S’il prend appui au sol, la verticale de son centre de gravité tombe dans le polygone de sustentation
S’il prend appui au sol, la verticale de son centre de gravité tombe dans le polygone de sustentation est une installation immersive, produite par le Fresnoy, Studio National des Arts Contemporains, avec le soutien d’Inria, et exposée pour la première fois en juin 2006 à Tourcoing.
J’ai créé cette œuvre en utilisant la plate-forme CYBER, technologie conçue et développée dans l’équipe ARTIS à Grenoble, en particulier par Jean-Marc Hasenfratz.
L’installation est divisée en deux espaces : la chambre d’immersion, espace clos réservé à une personne, et l’espace public. La chambre d’immersion est un espace sonore au centre duquel se trouve démarquée une zone qui est « active ». Une fois que le visiteur pénètre dans la zone, le son réagit immédiatement à tous ses mouvements. Dans l’espace public, les autres visiteurs de l’exposition visualisent en direct, sous une forme abstraite et décontextualisée, l’avatar 3D du visiteur immergé. Le rendu de l’avatar est réalisé en 3D temps réel, prouesse rendue possible par la technologie utilisée.
Un dispositif ouvert à beaucoup de possibles
Pour concevoir cette œuvre, j’ai d’abord cherché un dispositif qui permette la capture et la reconstruction en temps réel d’une personne sans qu’elle revête de capteur, et j’ai eu connaissance d’une publication de l’équipe ARTIS à l’Inria RhônesAlpes.

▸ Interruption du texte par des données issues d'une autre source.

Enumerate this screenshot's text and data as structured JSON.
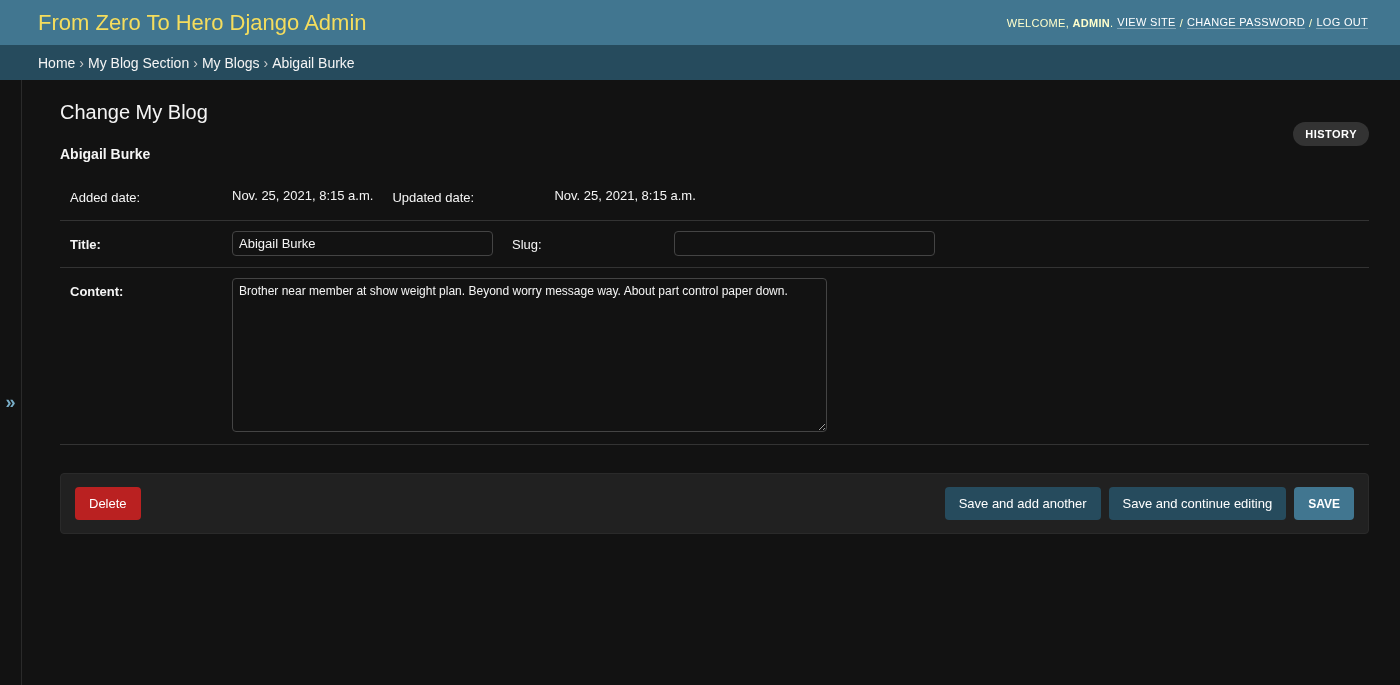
{
  "header": {
    "title": "From Zero To Hero Django Admin",
    "welcome": "WELCOME, **ADMIN**.",
    "separator": "/",
    "links": [
      "VIEW SITE",
      "CHANGE PASSWORD",
      "LOG OUT"
    ]
  },
  "breadcrumbs": {
    "separator": "›",
    "items": [
      "Home",
      "My Blog Section",
      "My Blogs",
      "Abigail Burke"
    ]
  },
  "sidebar_toggle": "»",
  "page_title": "Change My Blog",
  "history_button": "HISTORY",
  "object_title": "Abigail Burke",
  "rows": [
    {
      "fields": [
        {
          "kind": "readonly",
          "label": "Added date:",
          "required": false,
          "value": "Nov. 25, 2021, 8:15 a.m."
        },
        {
          "kind": "readonly",
          "label": "Updated date:",
          "required": false,
          "value": "Nov. 25, 2021, 8:15 a.m."
        }
      ]
    },
    {
      "fields": [
        {
          "kind": "input",
          "label": "Title:",
          "required": true,
          "value": "Abigail Burke"
        },
        {
          "kind": "input",
          "label": "Slug:",
          "required": false
        }
      ]
    },
    {
      "fields": [
        {
          "kind": "textarea",
          "label": "Content:",
          "required": true,
          "value": "Brother near member at show weight plan. Beyond worry message way. About part control paper down."
        }
      ]
    }
  ],
  "buttons": [
    {
      "kind": "delete",
      "label": "Delete"
    },
    {
      "kind": "secondary",
      "label": "Save and add another"
    },
    {
      "kind": "secondary",
      "label": "Save and continue editing"
    },
    {
      "kind": "default",
      "label": "SAVE"
    }
  ]
}
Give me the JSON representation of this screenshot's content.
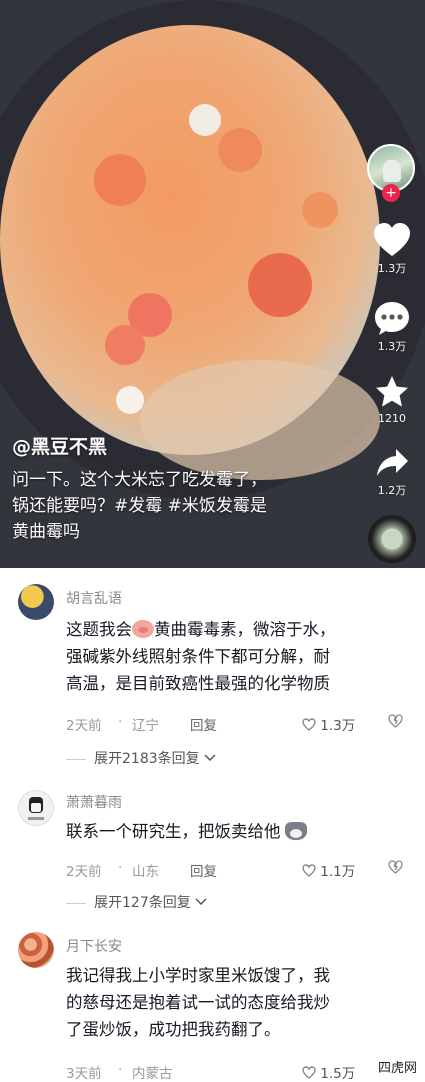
{
  "video": {
    "author": "@黑豆不黑",
    "description_lines": [
      "问一下。这个大米忘了吃发霉了，",
      "锅还能要吗？#发霉 #米饭发霉是",
      "黄曲霉吗"
    ],
    "actions": {
      "likes": "1.3万",
      "comments": "1.3万",
      "favorites": "1210",
      "shares": "1.2万"
    }
  },
  "comments": [
    {
      "name": "胡言乱语",
      "text_lines": [
        "这题我会",
        "黄曲霉毒素，微溶于水，",
        "强碱紫外线照射条件下都可分解，耐",
        "高温，是目前致癌性最强的化学物质"
      ],
      "time": "2天前",
      "location": "辽宁",
      "reply": "回复",
      "likes": "1.3万",
      "expand": "展开2183条回复"
    },
    {
      "name": "萧萧暮雨",
      "text_lines": [
        "联系一个研究生，把饭卖给他"
      ],
      "time": "2天前",
      "location": "山东",
      "reply": "回复",
      "likes": "1.1万",
      "expand": "展开127条回复"
    },
    {
      "name": "月下长安",
      "text_lines": [
        "我记得我上小学时家里米饭馊了，我",
        "的慈母还是抱着试一试的态度给我炒",
        "了蛋炒饭，成功把我药翻了。"
      ],
      "time": "3天前",
      "location": "内蒙古",
      "likes": "1.5万"
    }
  ],
  "watermark": "四虎网",
  "icons": [
    "follow-plus-icon",
    "heart-icon",
    "comment-bubble-icon",
    "star-icon",
    "share-arrow-icon",
    "music-disc-icon",
    "like-heart-outline-icon",
    "dislike-heart-icon",
    "chevron-down-icon",
    "pig-emoji-icon",
    "husky-emoji-icon"
  ]
}
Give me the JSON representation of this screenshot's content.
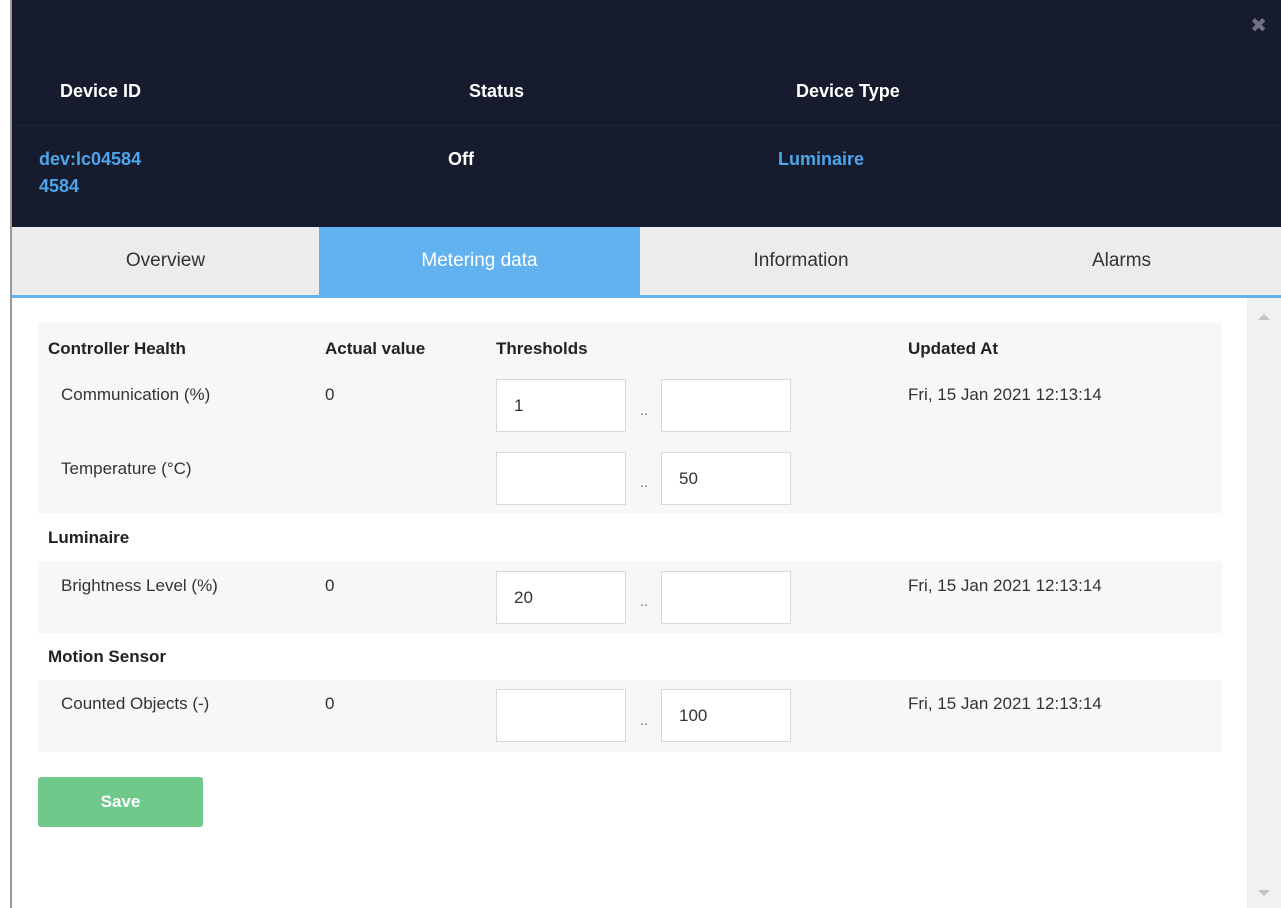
{
  "header": {
    "close_icon": "close-icon",
    "columns": {
      "device_id": "Device ID",
      "status": "Status",
      "device_type": "Device Type"
    },
    "values": {
      "device_id_line1": "dev:lc04584",
      "device_id_line2": "4584",
      "status": "Off",
      "device_type": "Luminaire"
    }
  },
  "tabs": [
    {
      "label": "Overview"
    },
    {
      "label": "Metering data",
      "active": true
    },
    {
      "label": "Information"
    },
    {
      "label": "Alarms"
    }
  ],
  "table": {
    "headers": {
      "name": "Controller Health",
      "actual": "Actual value",
      "thresholds": "Thresholds",
      "updated": "Updated At"
    },
    "rows": {
      "communication": {
        "label": "Communication (%)",
        "actual": "0",
        "min": "1",
        "max": "",
        "updated": "Fri, 15 Jan 2021 12:13:14"
      },
      "temperature": {
        "label": "Temperature (°C)",
        "actual": "",
        "min": "",
        "max": "50",
        "updated": ""
      },
      "brightness": {
        "label": "Brightness Level (%)",
        "actual": "0",
        "min": "20",
        "max": "",
        "updated": "Fri, 15 Jan 2021 12:13:14"
      },
      "counted": {
        "label": "Counted Objects (-)",
        "actual": "0",
        "min": "",
        "max": "100",
        "updated": "Fri, 15 Jan 2021 12:13:14"
      }
    },
    "sections": {
      "luminaire": "Luminaire",
      "motion": "Motion Sensor"
    },
    "range_separator": ".."
  },
  "actions": {
    "save": "Save"
  },
  "colors": {
    "header_bg": "#161b2e",
    "accent": "#62b2f0",
    "link": "#4ea5ea",
    "save": "#6ec98a"
  }
}
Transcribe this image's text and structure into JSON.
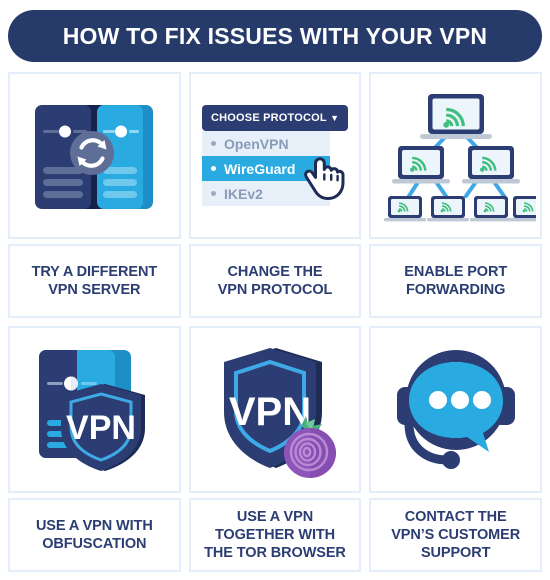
{
  "header": {
    "title": "HOW TO FIX ISSUES WITH YOUR VPN",
    "background_color": "#273B6B",
    "text_color": "#FFFFFF"
  },
  "theme": {
    "navy": "#2B3D72",
    "navy_dark": "#1D2B55",
    "blue": "#29ABE2",
    "blue_dark": "#1E8FC6",
    "light_border": "#E3EEFA",
    "list_bg": "#E7EFF8",
    "gray_blue": "#5E6E96",
    "green": "#3FBF7F",
    "purple": "#8E55B8",
    "page_bg": "#FFFFFF"
  },
  "cards": [
    {
      "id": "try-different-vpn-server",
      "label": "TRY A DIFFERENT\nVPN SERVER",
      "icon": "two-servers-sync-icon"
    },
    {
      "id": "change-vpn-protocol",
      "label": "CHANGE THE\nVPN PROTOCOL",
      "icon": "protocol-dropdown-icon",
      "dropdown": {
        "button_label": "CHOOSE PROTOCOL",
        "chevron": "▼",
        "options": [
          {
            "label": "OpenVPN",
            "selected": false
          },
          {
            "label": "WireGuard",
            "selected": true
          },
          {
            "label": "IKEv2",
            "selected": false
          }
        ]
      }
    },
    {
      "id": "enable-port-forwarding",
      "label": "ENABLE PORT\nFORWARDING",
      "icon": "network-tree-monitors-icon"
    },
    {
      "id": "use-vpn-with-obfuscation",
      "label": "USE A VPN WITH\nOBFUSCATION",
      "icon": "server-with-vpn-shield-icon",
      "shield_text": "VPN"
    },
    {
      "id": "use-vpn-with-tor",
      "label": "USE A VPN\nTOGETHER WITH\nTHE TOR BROWSER",
      "icon": "vpn-shield-tor-onion-icon",
      "shield_text": "VPN"
    },
    {
      "id": "contact-customer-support",
      "label": "CONTACT THE\nVPN’S CUSTOMER\nSUPPORT",
      "icon": "headset-chat-bubble-icon"
    }
  ]
}
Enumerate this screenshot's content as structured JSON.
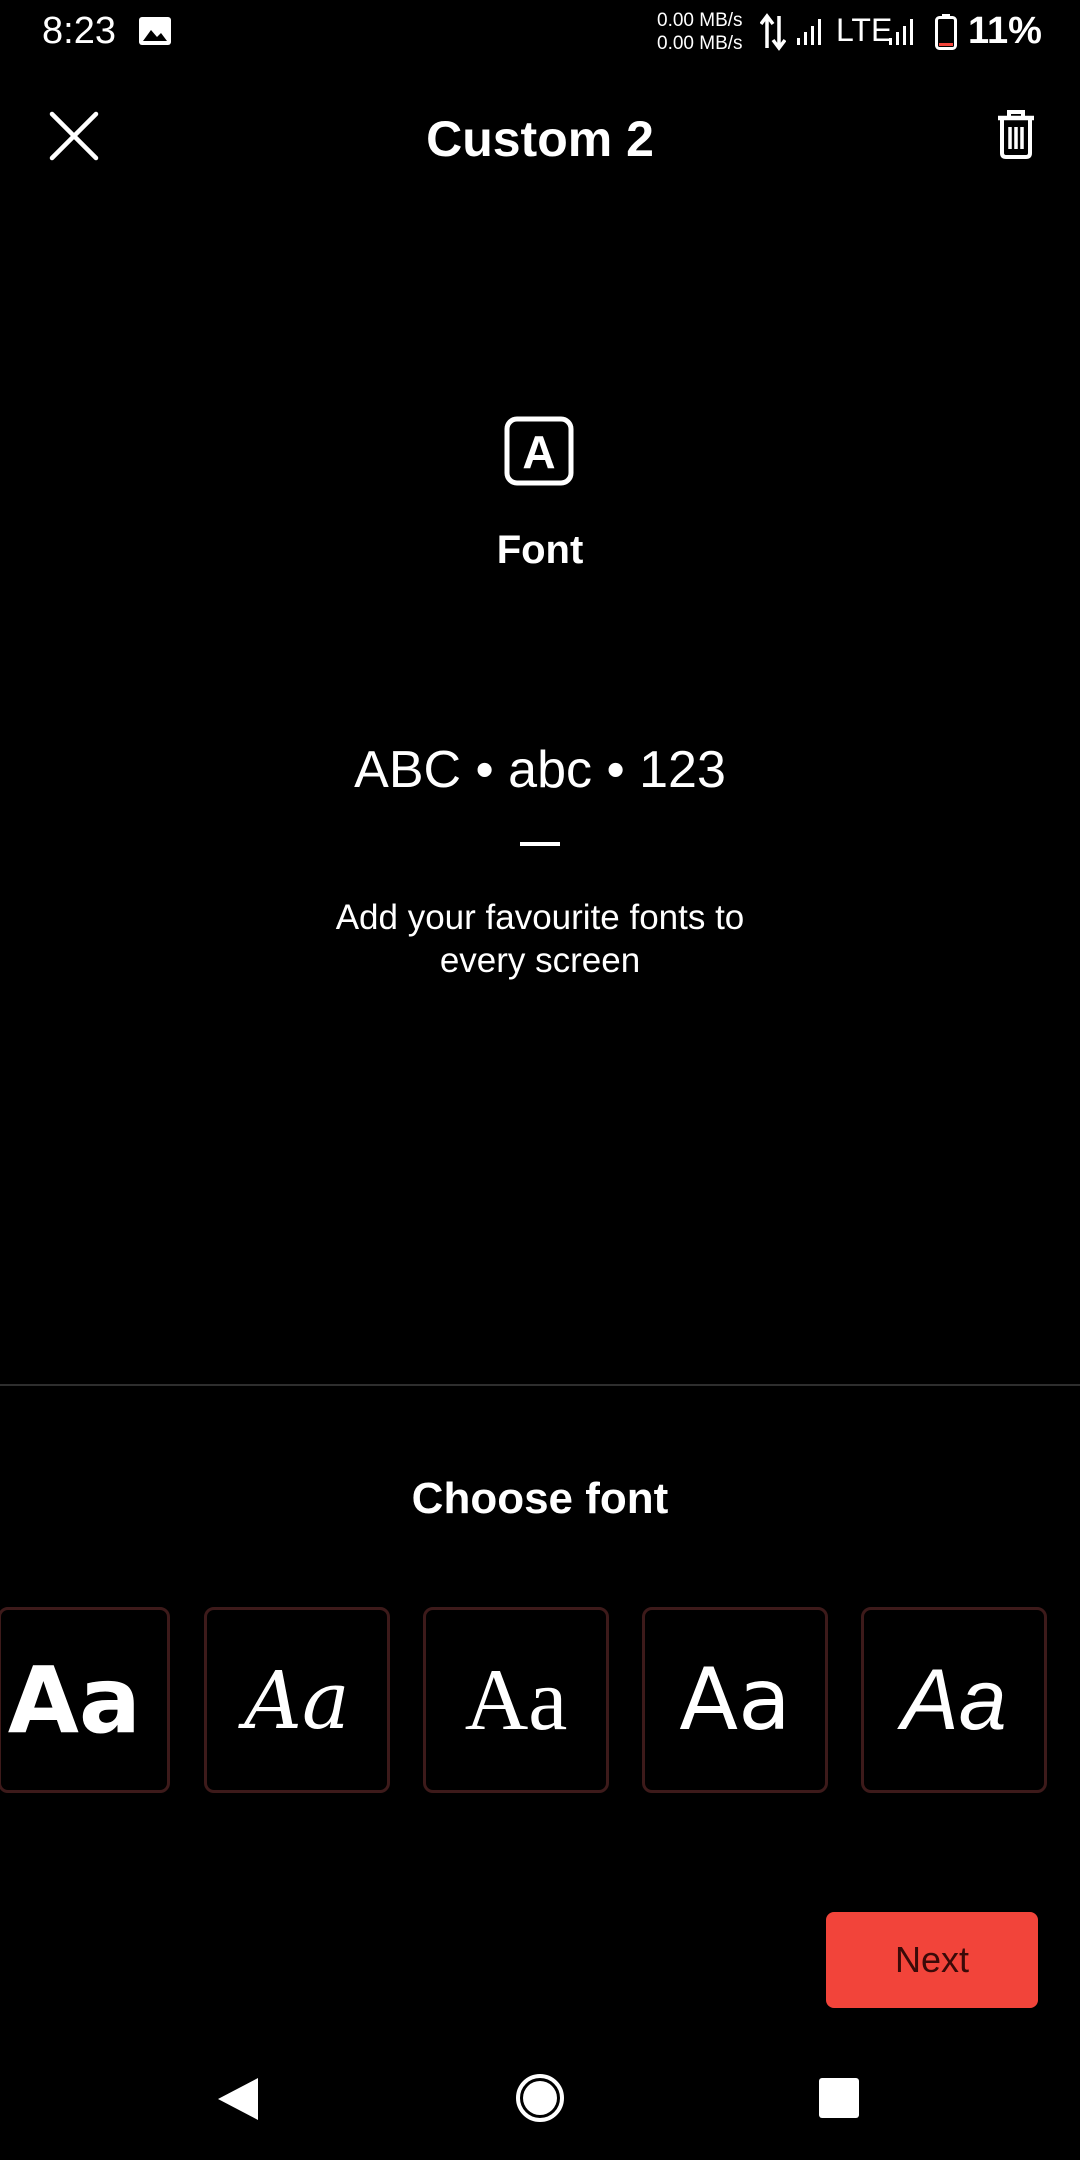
{
  "status_bar": {
    "time": "8:23",
    "rate_up": "0.00 MB/s",
    "rate_down": "0.00 MB/s",
    "network": "LTE",
    "battery": "11%"
  },
  "header": {
    "title": "Custom 2",
    "close_icon": "close-icon",
    "delete_icon": "trash-icon"
  },
  "feature": {
    "icon": "font-icon",
    "icon_glyph": "A",
    "title": "Font",
    "preview": "ABC • abc • 123",
    "description": "Add your favourite fonts to every screen"
  },
  "chooser": {
    "title": "Choose font",
    "options": [
      {
        "label": "Aa"
      },
      {
        "label": "Aa"
      },
      {
        "label": "Aa"
      },
      {
        "label": "Aa"
      },
      {
        "label": "Aa"
      }
    ]
  },
  "actions": {
    "next_label": "Next",
    "accent_color": "#f2443a"
  },
  "nav": {
    "back_icon": "back-triangle-icon",
    "home_icon": "home-circle-icon",
    "recents_icon": "recents-square-icon"
  }
}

Après une première rencontre à Grenoble, un partenariat s’est mis en place assez vite sur le projet. L’Inria a mis à disposition une grande partie du matériel de captation, et j’ai consacré les financements et les compétences du Fresnoy à l’adaptation du dispositif. Les modifications concernaient l’interaction sonore, le rendu visuel et la mise en scène de l’installation. J’ai travaillé directement avec l’ingénieur qui a développé le code de la plate-forme CYBER.
Visuellement, je désirais une image douce et contemplative, un corps sans bord en contraste avec l’esthétique assez lisse usuelle en 3D. J’ai donné au corps cet aspect immatériel en travaillant l’image dans la densité du volume, la technique de reconstruction en voxels s’y prêtant bien. L’accès au code a aussi permis d’interfacer très facilement la plate-forme avec un logiciel libre pour l’interaction sonore. Toutes ces modifications, ainsi que la scénarisation à la fois de l’installation elle-même (détection des visiteurs, timeout, enregistrement et rediffusion ultérieure des séquences de mouvements) et de la restitution vidéo (différentes mises en situations de l’avatar) ont été réalisées au Fresnoy en quelques mois de travail intensif.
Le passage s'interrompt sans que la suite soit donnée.